56

La jueza Sanchez les ordena que también pongan bajo custodia a Raphael. A pesar de su profesión y de nuestro contrato de representación, lo han descubierto ayudando a una fugitiva.

Nos llevan en una furgoneta hasta un almacén de la zona portuaria, donde se alinean los autobuses del toque de queda.

—¿Qué va a pasar? —le pregunto a Raphael, pero no me responde. Está demasiado ocupado mirando por la ventanilla, intentando averiguar algo.

—¿Te informaron de que tenías que presentarte hoy ante tu soplón? —me pregunta por fin.

—¿Cómo iban a hacerlo? Soy una fugitiva. Estaba viviendo con una gente que nunca se presenta ante sus soplones.

—¿Puede alguien informarme, por favor? —pregunta Raphael, inclinándose hacia delante para hablar con un soplón.

—Todos los imperfectos tienen que estar aquí reunidos a las nueve de la mañana.

—¿Por qué?

—Órdenes del Tribunal.

—¿Y qué piensan hacer conmigo? No soy un imperfecto.

—Lo llevaremos al castillo.

—El juez Crevan se dirigirá a los imperfectos para anunciar algo —añade otro soplón más amable.

—¿En persona? —Raphael frunce el ceño—. ¿A todos los imperfectos de todo Humming?

—No a todos a la vez. El país tiene zonas designadas. ¿No se han enterado de nada? —se extraña un soplón, mirándome como si creyera que he estado viviendo en otro planeta.

—Fugitiva. —Me señala Raphael—. No sirve de mucho tener esa información si estás huyendo. Saberlo habría sido de ayuda.

—Lo siento, Raphael.

—No te disculpes. Sabía el final, ¿recuerdas? Me siento extrañamente libre. Quizá mi refugio de la montaña fue mi prisión autoimpuesta. Yo soy así. ¿Estás bien?

Asiento y me encojo de hombros. Intenté derrotarlos, intenté mantenerme un paso por delante de ellos, pero ahora estoy aquí y no sé lo que va a pasar.

—Me lo tomaré como un sí, no soy muy bueno consolando a la gente.

La furgoneta se detiene, y contemplo los almacenes que se alinean en los muelles. En un estrecho callejón que separa dos de las naves, veo a un par de mujeres fumándose un cigarrillo. Llevan monos blancos cubiertos de manchas rojas. Sus brazos también tienen las mismas manchas, que les llegan hasta los codos.

—Raphael… —balbuceo con voz temblorosa.

—Tripas de pescado —dice rápidamente—. Usan los almacenes para destripar y empaquetar la pesca.

Me gustaría creer que es eso lo que ocurre allí dentro, pero no puedo.

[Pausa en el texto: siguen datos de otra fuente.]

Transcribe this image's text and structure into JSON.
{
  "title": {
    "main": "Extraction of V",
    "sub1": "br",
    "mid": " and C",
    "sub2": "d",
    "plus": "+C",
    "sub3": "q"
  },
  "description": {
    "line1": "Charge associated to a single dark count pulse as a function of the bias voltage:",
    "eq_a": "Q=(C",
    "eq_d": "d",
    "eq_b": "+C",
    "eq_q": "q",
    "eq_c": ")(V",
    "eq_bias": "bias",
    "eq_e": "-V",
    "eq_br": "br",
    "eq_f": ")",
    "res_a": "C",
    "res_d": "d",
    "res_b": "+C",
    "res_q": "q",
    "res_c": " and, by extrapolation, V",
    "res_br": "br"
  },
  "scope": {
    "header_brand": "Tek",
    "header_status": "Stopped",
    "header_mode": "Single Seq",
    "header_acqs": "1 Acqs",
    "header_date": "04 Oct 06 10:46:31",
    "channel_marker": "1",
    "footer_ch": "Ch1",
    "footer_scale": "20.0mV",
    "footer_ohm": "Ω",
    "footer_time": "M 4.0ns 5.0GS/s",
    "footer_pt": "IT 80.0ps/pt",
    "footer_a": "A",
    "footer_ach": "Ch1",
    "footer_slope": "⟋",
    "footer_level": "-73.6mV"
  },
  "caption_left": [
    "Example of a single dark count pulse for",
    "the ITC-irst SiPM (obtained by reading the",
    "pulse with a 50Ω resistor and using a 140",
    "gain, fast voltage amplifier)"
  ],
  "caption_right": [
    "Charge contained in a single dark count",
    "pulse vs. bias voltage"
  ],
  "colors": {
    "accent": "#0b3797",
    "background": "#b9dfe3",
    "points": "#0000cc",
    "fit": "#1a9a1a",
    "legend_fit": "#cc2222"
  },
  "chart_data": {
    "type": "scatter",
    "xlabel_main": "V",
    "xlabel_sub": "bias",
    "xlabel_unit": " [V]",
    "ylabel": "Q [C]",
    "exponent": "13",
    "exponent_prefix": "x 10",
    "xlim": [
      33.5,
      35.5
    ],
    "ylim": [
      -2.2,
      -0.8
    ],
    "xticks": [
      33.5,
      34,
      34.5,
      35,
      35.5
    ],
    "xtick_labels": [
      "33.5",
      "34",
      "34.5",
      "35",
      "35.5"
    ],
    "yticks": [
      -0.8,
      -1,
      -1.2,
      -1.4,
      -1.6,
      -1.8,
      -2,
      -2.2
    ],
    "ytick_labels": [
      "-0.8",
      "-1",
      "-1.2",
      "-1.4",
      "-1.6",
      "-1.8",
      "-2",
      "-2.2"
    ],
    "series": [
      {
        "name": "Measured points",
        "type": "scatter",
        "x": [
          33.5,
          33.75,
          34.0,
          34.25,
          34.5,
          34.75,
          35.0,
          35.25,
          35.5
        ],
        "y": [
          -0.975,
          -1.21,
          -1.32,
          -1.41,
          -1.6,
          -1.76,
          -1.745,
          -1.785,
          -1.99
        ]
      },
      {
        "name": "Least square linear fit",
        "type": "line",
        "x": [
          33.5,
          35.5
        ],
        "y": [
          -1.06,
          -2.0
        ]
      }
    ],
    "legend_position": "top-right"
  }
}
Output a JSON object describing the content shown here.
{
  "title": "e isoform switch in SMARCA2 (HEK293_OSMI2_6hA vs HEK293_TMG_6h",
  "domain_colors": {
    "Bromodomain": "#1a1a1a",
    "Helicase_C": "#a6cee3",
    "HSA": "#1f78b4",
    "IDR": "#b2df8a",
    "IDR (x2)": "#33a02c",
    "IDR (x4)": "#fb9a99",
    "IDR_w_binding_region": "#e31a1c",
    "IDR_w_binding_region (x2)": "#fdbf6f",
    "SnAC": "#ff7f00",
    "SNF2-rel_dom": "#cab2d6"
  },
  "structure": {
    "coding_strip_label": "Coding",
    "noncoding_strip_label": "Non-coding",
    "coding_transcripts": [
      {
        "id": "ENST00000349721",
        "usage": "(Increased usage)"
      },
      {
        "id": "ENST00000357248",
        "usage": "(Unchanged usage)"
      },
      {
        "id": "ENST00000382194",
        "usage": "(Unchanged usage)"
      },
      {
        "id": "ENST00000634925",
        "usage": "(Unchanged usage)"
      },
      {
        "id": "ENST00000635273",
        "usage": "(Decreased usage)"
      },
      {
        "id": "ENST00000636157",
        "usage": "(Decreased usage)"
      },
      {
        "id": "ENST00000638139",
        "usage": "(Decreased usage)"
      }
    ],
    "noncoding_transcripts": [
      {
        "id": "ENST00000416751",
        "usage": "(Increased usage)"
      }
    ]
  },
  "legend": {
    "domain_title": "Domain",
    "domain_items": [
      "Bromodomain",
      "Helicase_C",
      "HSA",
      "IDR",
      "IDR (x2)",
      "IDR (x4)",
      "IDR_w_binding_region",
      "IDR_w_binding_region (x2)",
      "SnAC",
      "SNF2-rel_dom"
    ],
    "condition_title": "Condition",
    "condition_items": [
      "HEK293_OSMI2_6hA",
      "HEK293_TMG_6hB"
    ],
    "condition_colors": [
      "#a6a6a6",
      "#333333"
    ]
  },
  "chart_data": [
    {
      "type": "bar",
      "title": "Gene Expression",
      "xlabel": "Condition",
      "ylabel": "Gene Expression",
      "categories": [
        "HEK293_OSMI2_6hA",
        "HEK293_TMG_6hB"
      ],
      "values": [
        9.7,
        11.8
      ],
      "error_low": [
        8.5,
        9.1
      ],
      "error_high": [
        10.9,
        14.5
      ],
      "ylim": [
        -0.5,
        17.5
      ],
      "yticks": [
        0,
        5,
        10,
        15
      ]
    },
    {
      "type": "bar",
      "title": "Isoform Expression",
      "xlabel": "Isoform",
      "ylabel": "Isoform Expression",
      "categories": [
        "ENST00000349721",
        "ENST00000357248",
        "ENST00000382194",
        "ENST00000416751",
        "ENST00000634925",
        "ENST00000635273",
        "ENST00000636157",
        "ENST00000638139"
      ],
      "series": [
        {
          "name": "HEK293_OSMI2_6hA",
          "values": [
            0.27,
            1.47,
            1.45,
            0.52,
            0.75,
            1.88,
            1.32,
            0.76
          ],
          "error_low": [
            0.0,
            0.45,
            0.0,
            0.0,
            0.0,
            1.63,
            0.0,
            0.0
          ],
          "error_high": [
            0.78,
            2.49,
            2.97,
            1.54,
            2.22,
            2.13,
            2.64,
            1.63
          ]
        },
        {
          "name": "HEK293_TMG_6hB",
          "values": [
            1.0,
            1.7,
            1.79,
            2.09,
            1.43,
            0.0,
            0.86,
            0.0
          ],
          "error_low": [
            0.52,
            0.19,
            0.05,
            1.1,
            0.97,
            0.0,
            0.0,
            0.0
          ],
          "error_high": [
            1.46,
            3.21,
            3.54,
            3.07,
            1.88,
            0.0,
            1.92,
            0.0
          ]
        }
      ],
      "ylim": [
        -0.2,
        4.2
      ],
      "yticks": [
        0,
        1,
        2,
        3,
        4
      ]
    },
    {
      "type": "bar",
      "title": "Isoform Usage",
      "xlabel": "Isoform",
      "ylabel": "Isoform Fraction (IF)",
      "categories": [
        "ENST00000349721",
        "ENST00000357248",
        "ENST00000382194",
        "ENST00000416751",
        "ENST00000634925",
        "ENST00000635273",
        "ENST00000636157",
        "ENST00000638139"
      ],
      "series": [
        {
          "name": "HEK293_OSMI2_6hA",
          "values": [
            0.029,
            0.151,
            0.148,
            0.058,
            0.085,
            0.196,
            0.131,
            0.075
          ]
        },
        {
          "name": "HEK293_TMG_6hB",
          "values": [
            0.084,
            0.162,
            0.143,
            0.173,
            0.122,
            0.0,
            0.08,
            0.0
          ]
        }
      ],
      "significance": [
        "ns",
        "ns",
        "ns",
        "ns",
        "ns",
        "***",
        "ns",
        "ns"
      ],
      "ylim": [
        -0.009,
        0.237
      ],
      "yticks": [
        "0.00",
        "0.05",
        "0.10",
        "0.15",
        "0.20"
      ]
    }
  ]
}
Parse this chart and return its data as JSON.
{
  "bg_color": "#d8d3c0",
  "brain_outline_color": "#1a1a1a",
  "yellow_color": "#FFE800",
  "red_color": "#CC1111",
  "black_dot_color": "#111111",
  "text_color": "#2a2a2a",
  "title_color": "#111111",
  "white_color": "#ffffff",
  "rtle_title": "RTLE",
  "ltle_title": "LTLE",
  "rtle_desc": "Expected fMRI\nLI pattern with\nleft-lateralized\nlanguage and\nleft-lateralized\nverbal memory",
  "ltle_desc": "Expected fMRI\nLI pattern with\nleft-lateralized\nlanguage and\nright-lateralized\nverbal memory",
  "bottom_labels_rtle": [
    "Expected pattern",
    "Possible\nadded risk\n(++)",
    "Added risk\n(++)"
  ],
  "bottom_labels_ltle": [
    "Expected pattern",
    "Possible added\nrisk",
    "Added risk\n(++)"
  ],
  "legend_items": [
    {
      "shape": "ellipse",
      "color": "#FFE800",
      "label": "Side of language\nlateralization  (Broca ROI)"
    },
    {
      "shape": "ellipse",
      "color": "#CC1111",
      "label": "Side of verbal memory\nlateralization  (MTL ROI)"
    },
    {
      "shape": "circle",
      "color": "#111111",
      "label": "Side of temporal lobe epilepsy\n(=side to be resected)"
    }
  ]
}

La puerta se abre y un soplón ordena a Raphael que baje. Apenas podemos despedirnos, solo le da tiempo a gritar: «Buena suerte, niña», antes de que la puerta se cierre.

Cuando vuelve a abrirse, me sacan de la furgoneta. Dos soplones me escoltan, uno a cada lado. Veo que meten a Raphael en un coche, seguramente para llevárselo a Highland Castle.

La puerta de un almacén se abre, deslizándose a un lado. La entrada tiene una máquina de rayos X por la que me obligan a pasar, y otra que me identifica inmediatamente. Colocan a los hombres a la derecha, a las mujeres, a la izquierda. El hedor a pescado podrido que despide el edificio me produce arcadas. Mientras entro en el recinto de las mujeres aparece otra trabajadora con su delantal manchado, como si hubiera destripado a alguien. Nuestros ojos se encuentran, y su mirada se suaviza.

—Lo siento —susurra, y corre para reunirse con una amiga, otra trabajadora con delantal ensangrentado, como si llegaran tarde a alguna cita.

Entro en el recinto de las mujeres y me enfrento al infierno.